The nine stats are divided into three categories: Physical (Agility, Brawn, Dexterity), Mental (Awareness, Brains, Focus), and Social (Charisma, Empathy, Style). The skills are divided into five categories: Combat, Balance and Coordination, Subterfuge and Infiltration, Interaction and Deceit, and Academics. Characters start with a number of skill points, also divided among those five categories; the amount you have to spend in each category is the sum of the category's two key stats. You also get additional Background skill points equal to Brains + Charisma + Focus to regardless of category. This is stuff you either picked up before you became a spy/assassin/whatever, or learned on your own time since then.

Each skill starts with a base rating equal to the sum of two stats. Advanced skills, like Explosives and Medical, halve this base rating. (I figure this is easier than charging double for them or something.) I've tried to consider both game balance and verisimilitude for each skill's two stats. Usually, every skill within a category will use at least one of that category's two key stats. For example, most of the Combat skills involve Focus, which is all about willpower and discipline, because I think it's interesting to address, in mechanical terms, the guts it takes to wade into combat or pull a trigger. Marksmanship is Awareness (sensory perception) and Focus, Martial Arts is Agility (bodily control and coordination) and Focus, Heavy Melee Weapons is Brawn and Focus, and so on. At character creation, skill points improve skills on a 1:1 basis.

As for combat, damage is the product of two factors: hit location and the weapon's Damage Factor (or DF, because a game like this needs all the acronyms it can get), which ranges from x1 to x5. Most guns would be around a x3 or x4. Unarmed attacks are x1. Melee weapons are x2 to x4; if your Brawn's higher than the weapon's DF, increase it by +1. Each hit location comes with its own damage.
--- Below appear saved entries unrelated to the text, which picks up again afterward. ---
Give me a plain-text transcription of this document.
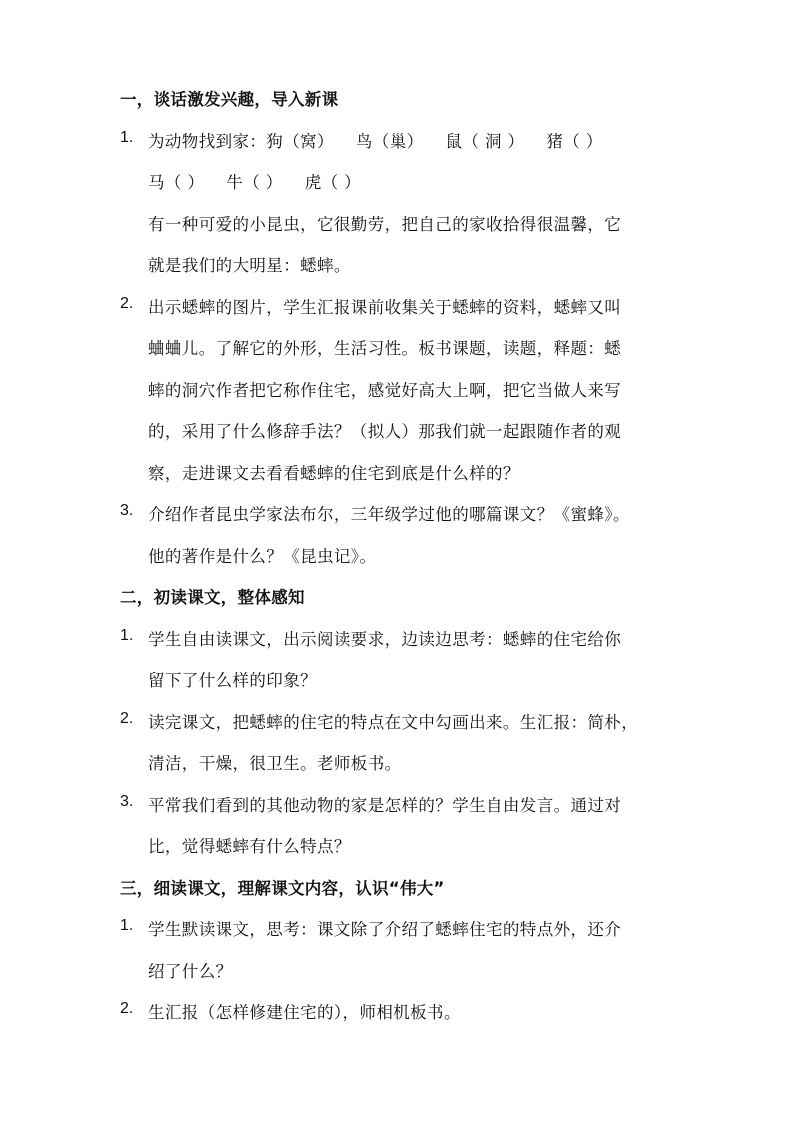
一，谈话激发兴趣，导入新课
1. 为动物找到家：狗（窝） 鸟（巢） 鼠（ 洞 ） 猪（ ）
马（ ） 牛（ ） 虎（ ）
有一种可爱的小昆虫，它很勤劳，把自己的家收拾得很温馨，它
就是我们的大明星：蟋蟀。
2. 出示蟋蟀的图片，学生汇报课前收集关于蟋蟀的资料，蟋蟀又叫
蛐蛐儿。了解它的外形，生活习性。板书课题，读题，释题：蟋
蟀的洞穴作者把它称作住宅，感觉好高大上啊，把它当做人来写
的，采用了什么修辞手法？（拟人）那我们就一起跟随作者的观
察，走进课文去看看蟋蟀的住宅到底是什么样的？
3. 介绍作者昆虫学家法布尔，三年级学过他的哪篇课文？《蜜蜂》。
他的著作是什么？《昆虫记》。
二，初读课文，整体感知
1. 学生自由读课文，出示阅读要求，边读边思考：蟋蟀的住宅给你
留下了什么样的印象？
2. 读完课文，把蟋蟀的住宅的特点在文中勾画出来。生汇报：简朴，
清洁，干燥，很卫生。老师板书。
3. 平常我们看到的其他动物的家是怎样的？学生自由发言。通过对
比，觉得蟋蟀有什么特点？
三，细读课文，理解课文内容，认识“伟大”
1. 学生默读课文，思考：课文除了介绍了蟋蟀住宅的特点外，还介
绍了什么？
2. 生汇报（怎样修建住宅的），师相机板书。
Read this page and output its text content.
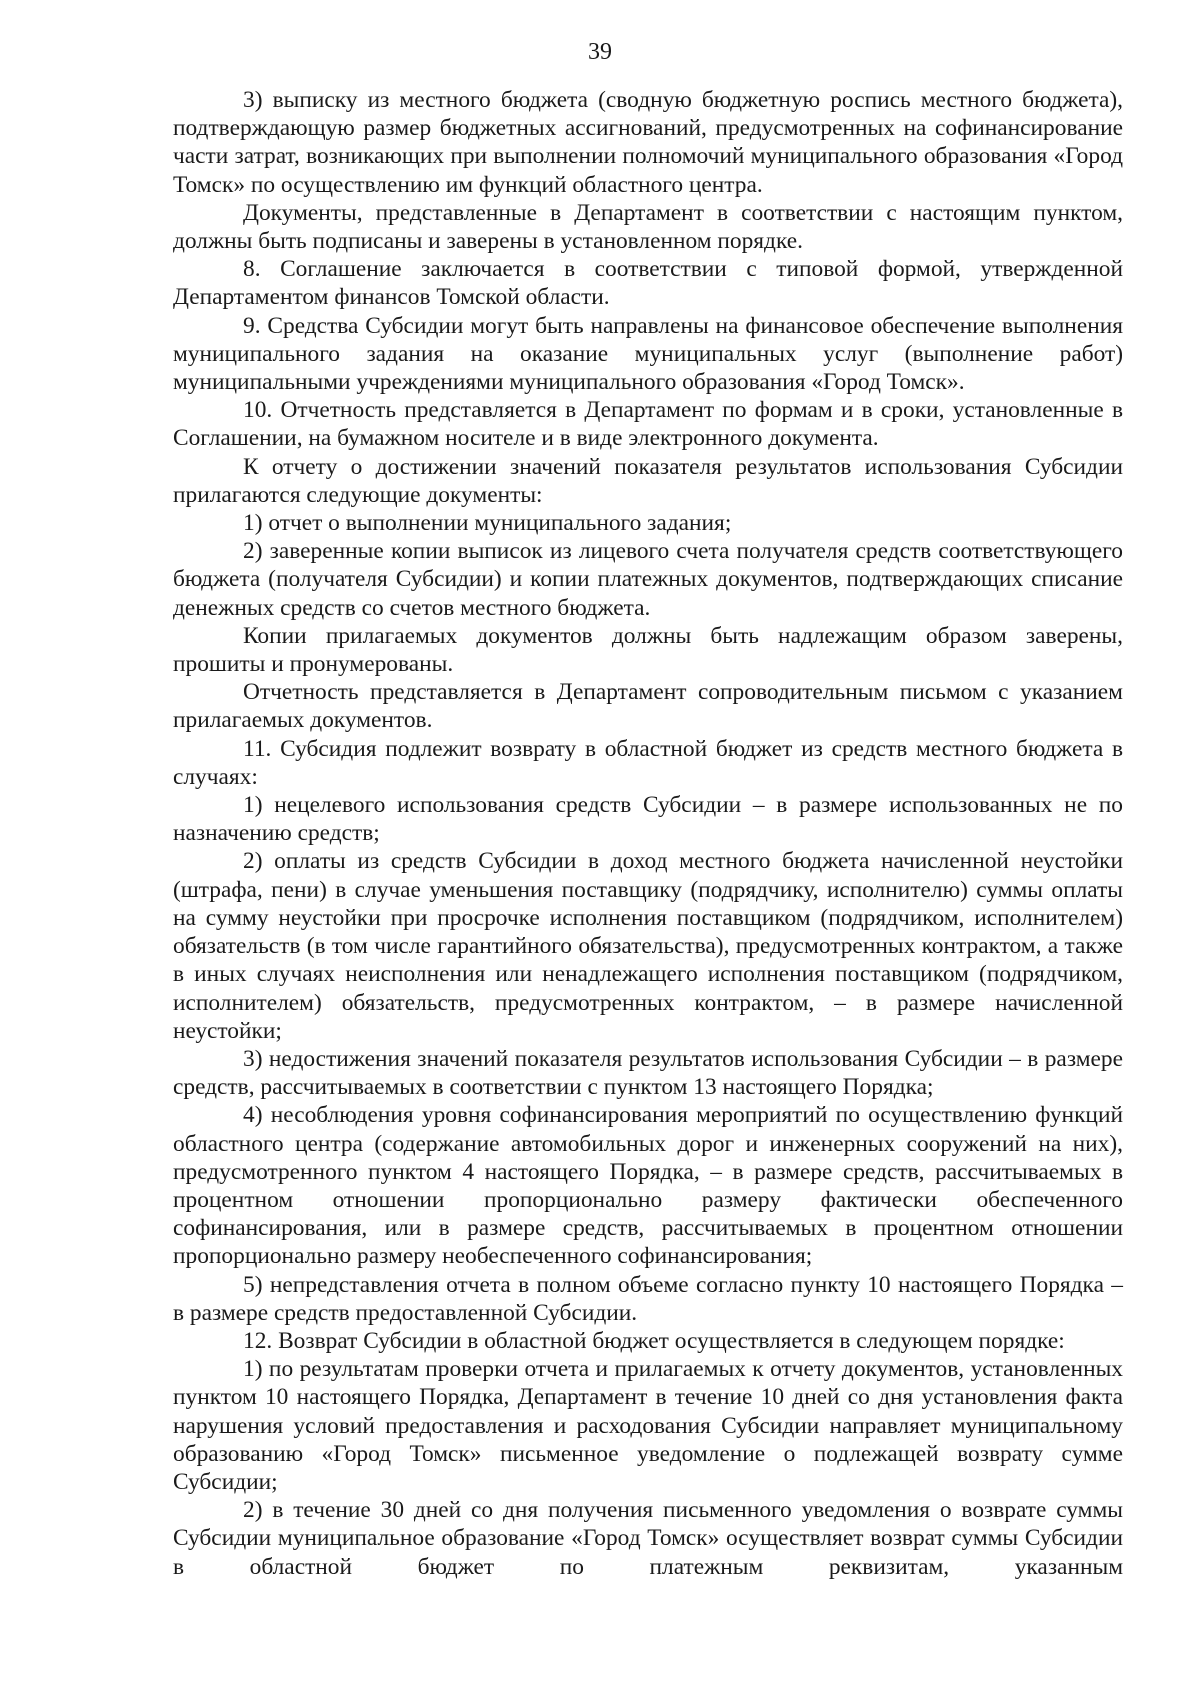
39

3) выписку из местного бюджета (сводную бюджетную роспись местного бюджета), подтверждающую размер бюджетных ассигнований, предусмотренных на софинансирование части затрат, возникающих при выполнении полномочий муниципального образования «Город Томск» по осуществлению им функций областного центра.

Документы, представленные в Департамент в соответствии с настоящим пунктом, должны быть подписаны и заверены в установленном порядке.

8. Соглашение заключается в соответствии с типовой формой, утвержденной Департаментом финансов Томской области.

9. Средства Субсидии могут быть направлены на финансовое обеспечение выполнения муниципального задания на оказание муниципальных услуг (выполнение работ) муниципальными учреждениями муниципального образования «Город Томск».

10. Отчетность представляется в Департамент по формам и в сроки, установленные в Соглашении, на бумажном носителе и в виде электронного документа.

К отчету о достижении значений показателя результатов использования Субсидии прилагаются следующие документы:

1) отчет о выполнении муниципального задания;

2) заверенные копии выписок из лицевого счета получателя средств соответствующего бюджета (получателя Субсидии) и копии платежных документов, подтверждающих списание денежных средств со счетов местного бюджета.

Копии прилагаемых документов должны быть надлежащим образом заверены, прошиты и пронумерованы.

Отчетность представляется в Департамент сопроводительным письмом с указанием прилагаемых документов.

11. Субсидия подлежит возврату в областной бюджет из средств местного бюджета в случаях:

1) нецелевого использования средств Субсидии – в размере использованных не по назначению средств;

2) оплаты из средств Субсидии в доход местного бюджета начисленной неустойки (штрафа, пени) в случае уменьшения поставщику (подрядчику, исполнителю) суммы оплаты на сумму неустойки при просрочке исполнения поставщиком (подрядчиком, исполнителем) обязательств (в том числе гарантийного обязательства), предусмотренных контрактом, а также в иных случаях неисполнения или ненадлежащего исполнения поставщиком (подрядчиком, исполнителем) обязательств, предусмотренных контрактом, – в размере начисленной неустойки;

3) недостижения значений показателя результатов использования Субсидии – в размере средств, рассчитываемых в соответствии с пунктом 13 настоящего Порядка;

4) несоблюдения уровня софинансирования мероприятий по осуществлению функций областного центра (содержание автомобильных дорог и инженерных сооружений на них), предусмотренного пунктом 4 настоящего Порядка, – в размере средств, рассчитываемых в процентном отношении пропорционально размеру фактически обеспеченного софинансирования, или в размере средств, рассчитываемых в процентном отношении пропорционально размеру необеспеченного софинансирования;

5) непредставления отчета в полном объеме согласно пункту 10 настоящего Порядка – в размере средств предоставленной Субсидии.

12. Возврат Субсидии в областной бюджет осуществляется в следующем порядке:

1) по результатам проверки отчета и прилагаемых к отчету документов, установленных пунктом 10 настоящего Порядка, Департамент в течение 10 дней со дня установления факта нарушения условий предоставления и расходования Субсидии направляет муниципальному образованию «Город Томск» письменное уведомление о подлежащей возврату сумме Субсидии;

2) в течение 30 дней со дня получения письменного уведомления о возврате суммы Субсидии муниципальное образование «Город Томск» осуществляет возврат суммы Субсидии в областной бюджет по платежным реквизитам, указанным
Multiply that by the weapon's DF to get the damage dealt by the attack. Believe it or not, there are no hits points. (I know, I'm surprised too.) Injuries come in three degrees: 1st, 2nd, and 3rd. The higher the degree, the worse it is. The degree is determined by your Toughness (Brawn + Focus).

If the total damage is less than your Toughness, you shrug it off -- you're just too much of a badass to be affected by it. If it's more than your Toughness, but less than three times your Toughness, it's a 1st-degree injury. From there up to seven times your Toughness, it's a 2nd-degree injury, and if it's more than that, it's a 3rd-degree injury. If a location already has an injury of a particular degree and you take another to that location of the same or a lesser degree, you take the next-highest degree instead -- so if you already have a 2nd-degree injury to a hand (either one) and you take a 1st-degree injury to that same hit location, that hand now has a 3rd-degree injury. First-degree injuries are relatively minor, and often do nothing more than take up an injury slot -- it might leave a mark, or you might drop your gun, but other than that the main danger is that you can't take another one of those in that location without it getting worse. Second-degree injuries are things like fractures and significant bleeding. Third-degree injuries usually involve whatever's hit being rendered useless. If that's your head, then... well, you get the idea.

That's why you need to be Cool. Cool is a resource spent to adjust an attack's DF. Spend it on your own to increase DF; if you're the target of an attack, spend Cool to reduce the attack's DF. Thus, a punch has potential to do a Houdini-killing amount of damage, and a head shot from a 10-gauge can be reduced to a glancing blow.

How do you earn more Cool? I dunno yet. Put that on the list of to-dos.